What is genuinely interesting is the substrate. HORIZON treats hardware design as repository-level code evolution: the agent stages edits inside git worktrees, invokes an evaluator that can run compilation, simulation, coverage extraction, and testbench checks, then commits only when an acceptance predicate passes. As the NVIDIA writeup puts it, git is "the substrate here, not incidental bookkeeping," and the repository history becomes the experience buffer. That is a different mental model from stuffing a larger context window with more Verilog and hoping.

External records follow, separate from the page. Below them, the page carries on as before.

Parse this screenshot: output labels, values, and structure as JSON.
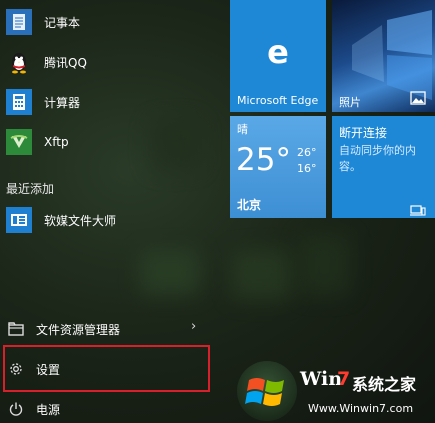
{
  "apps": [
    {
      "label": "记事本",
      "icon": "notepad-icon"
    },
    {
      "label": "腾讯QQ",
      "icon": "qq-penguin-icon"
    },
    {
      "label": "计算器",
      "icon": "calculator-icon"
    },
    {
      "label": "Xftp",
      "icon": "xftp-icon"
    }
  ],
  "recent_section": "最近添加",
  "recent_apps": [
    {
      "label": "软媒文件大师",
      "icon": "file-master-icon"
    }
  ],
  "system_items": [
    {
      "label": "文件资源管理器",
      "icon": "file-explorer-icon"
    },
    {
      "label": "设置",
      "icon": "gear-icon"
    },
    {
      "label": "电源",
      "icon": "power-icon"
    }
  ],
  "tiles": {
    "edge": {
      "label": "Microsoft Edge",
      "color": "#1e88d6"
    },
    "photos": {
      "label": "照片"
    },
    "weather": {
      "condition": "晴",
      "temp": "25°",
      "high": "26°",
      "low": "16°",
      "city": "北京",
      "color": "#3d8fd4"
    },
    "sync": {
      "title": "断开连接",
      "desc_line1": "自动同步你的内",
      "desc_line2": "容。",
      "color": "#1e88d6"
    }
  },
  "watermark": {
    "brand_win": "Win",
    "brand_7": "7",
    "brand_cn": "系统之家",
    "url": "Www.Winwin7.com"
  },
  "colors": {
    "highlight": "#d8202a",
    "tile_blue": "#1e88d6"
  }
}
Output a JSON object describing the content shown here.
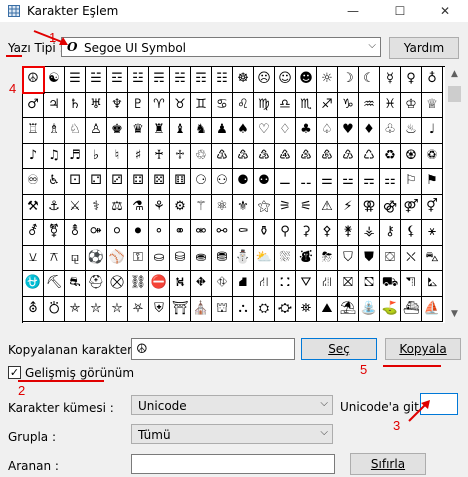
{
  "window": {
    "title": "Karakter Eşlem",
    "minimize": "—",
    "maximize": "☐",
    "close": "✕"
  },
  "font_row": {
    "label": "Yazı Tipi :",
    "font_icon": "O",
    "font_name": "Segoe UI Symbol",
    "help_button": "Yardım"
  },
  "grid": {
    "rows": [
      [
        "☮",
        "☯",
        "☰",
        "☱",
        "☲",
        "☳",
        "☴",
        "☵",
        "☶",
        "☷",
        "☸",
        "☹",
        "☺",
        "☻",
        "☼",
        "☽",
        "☾",
        "☿",
        "♀",
        "♁"
      ],
      [
        "♂",
        "♃",
        "♄",
        "♅",
        "♆",
        "♇",
        "♈",
        "♉",
        "♊",
        "♋",
        "♌",
        "♍",
        "♎",
        "♏",
        "♐",
        "♑",
        "♒",
        "♓",
        "♔",
        "♕"
      ],
      [
        "♖",
        "♗",
        "♘",
        "♙",
        "♚",
        "♛",
        "♜",
        "♝",
        "♞",
        "♟",
        "♠",
        "♡",
        "♢",
        "♣",
        "♤",
        "♥",
        "♦",
        "♧",
        "♨",
        "♩"
      ],
      [
        "♪",
        "♫",
        "♬",
        "♭",
        "♮",
        "♯",
        "♰",
        "♱",
        "♲",
        "♳",
        "♴",
        "♵",
        "♶",
        "♷",
        "♸",
        "♹",
        "♺",
        "♻",
        "♼",
        "♽"
      ],
      [
        "♾",
        "♿",
        "⚀",
        "⚁",
        "⚂",
        "⚃",
        "⚄",
        "⚅",
        "⚆",
        "⚇",
        "⚈",
        "⚉",
        "⚊",
        "⚋",
        "⚌",
        "⚍",
        "⚎",
        "⚏",
        "⚐",
        "⚑"
      ],
      [
        "⚒",
        "⚓",
        "⚔",
        "⚕",
        "⚖",
        "⚗",
        "⚘",
        "⚙",
        "⚚",
        "⚛",
        "⚜",
        "⚝",
        "⚞",
        "⚟",
        "⚠",
        "⚡",
        "⚢",
        "⚣",
        "⚤",
        "⚥"
      ],
      [
        "⚦",
        "⚧",
        "⚨",
        "⚩",
        "⚪",
        "⚫",
        "⚬",
        "⚭",
        "⚮",
        "⚯",
        "⚰",
        "⚱",
        "⚲",
        "⚳",
        "⚴",
        "⚵",
        "⚶",
        "⚷",
        "⚸",
        "⚹"
      ],
      [
        "⚺",
        "⚻",
        "⚼",
        "⚽",
        "⚾",
        "⚿",
        "⛀",
        "⛁",
        "⛂",
        "⛃",
        "⛄",
        "⛅",
        "⛆",
        "⛇",
        "⛈",
        "⛉",
        "⛊",
        "⛋",
        "⛌",
        "⛍"
      ],
      [
        "⛎",
        "⛏",
        "⛐",
        "⛑",
        "⛒",
        "⛓",
        "⛔",
        "⛕",
        "⛖",
        "⛗",
        "⛘",
        "⛙",
        "⛚",
        "⛛",
        "⛜",
        "⛝",
        "⛞",
        "⛟",
        "⛠",
        "⛡"
      ],
      [
        "⛢",
        "⛣",
        "⛤",
        "⛥",
        "⛦",
        "⛧",
        "⛨",
        "⛩",
        "⛪",
        "⛫",
        "⛬",
        "⛭",
        "⛮",
        "⛯",
        "⛰",
        "⛱",
        "⛲",
        "⛳",
        "⛴",
        "⛵"
      ]
    ]
  },
  "copy_row": {
    "label": "Kopyalanan karakterler :",
    "value": "☮",
    "select_button": "Seç",
    "copy_button": "Kopyala"
  },
  "advanced": {
    "checkbox_label": "Gelişmiş görünüm",
    "checked": true
  },
  "charset": {
    "label": "Karakter kümesi :",
    "value": "Unicode",
    "goto_label": "Unicode'a git :",
    "goto_value": ""
  },
  "group": {
    "label": "Grupla :",
    "value": "Tümü"
  },
  "search": {
    "label": "Aranan :",
    "value": "",
    "reset_button": "Sıfırla"
  },
  "annotations": {
    "a1": "1",
    "a2": "2",
    "a3": "3",
    "a4": "4",
    "a5": "5"
  },
  "colors": {
    "annotation": "#e00000",
    "focus": "#0078d7"
  }
}
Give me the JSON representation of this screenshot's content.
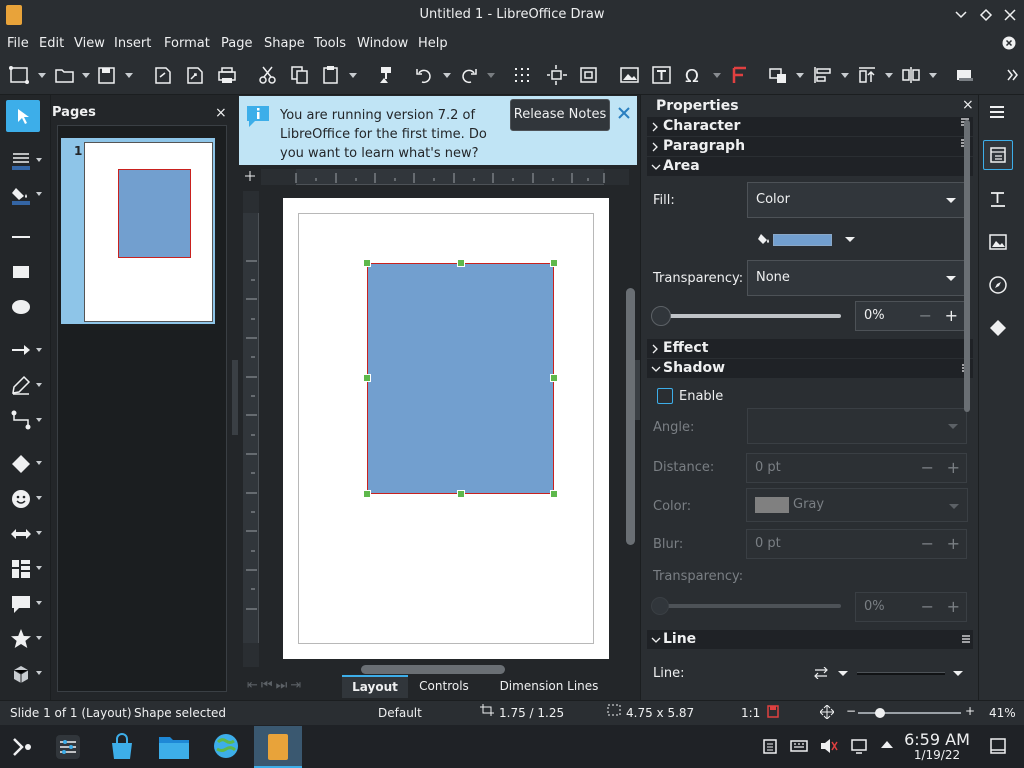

The convergence pattern is worth reading closely. ChipBench went from 20% at iteration zero to 100% after five convergence iterations. RTLLM-2.0 and Verilog-Eval-v2 needed only two. But one code completion category, CID 002, required 82 iterations and burned 56 million tokens by itself, out of roughly 210 million tokens across all benchmarks. Ninety-one percent of input was cached, which is what makes the loop tractable at all.

The honest caveat is right in the paper. The team explicitly says reward hacking and long-turnaround reward stay open. A pass can mean the design "satisfies the visible harness," not the full specification. The benchmarks are described as controlled proxies for engineering problems whose real feedback loops, PPA-oriented tapeout work, take weeks. What the reporting does not give you is which base model drives HORIZON, or whether any of the 100% numbers include power or area constraints at all.

The forward-looking piece is the pattern more than the score. If a git-worktree loop with an executable evaluator gate works for RTL, it is a template other domains with hard correctness checks will pick up quickly.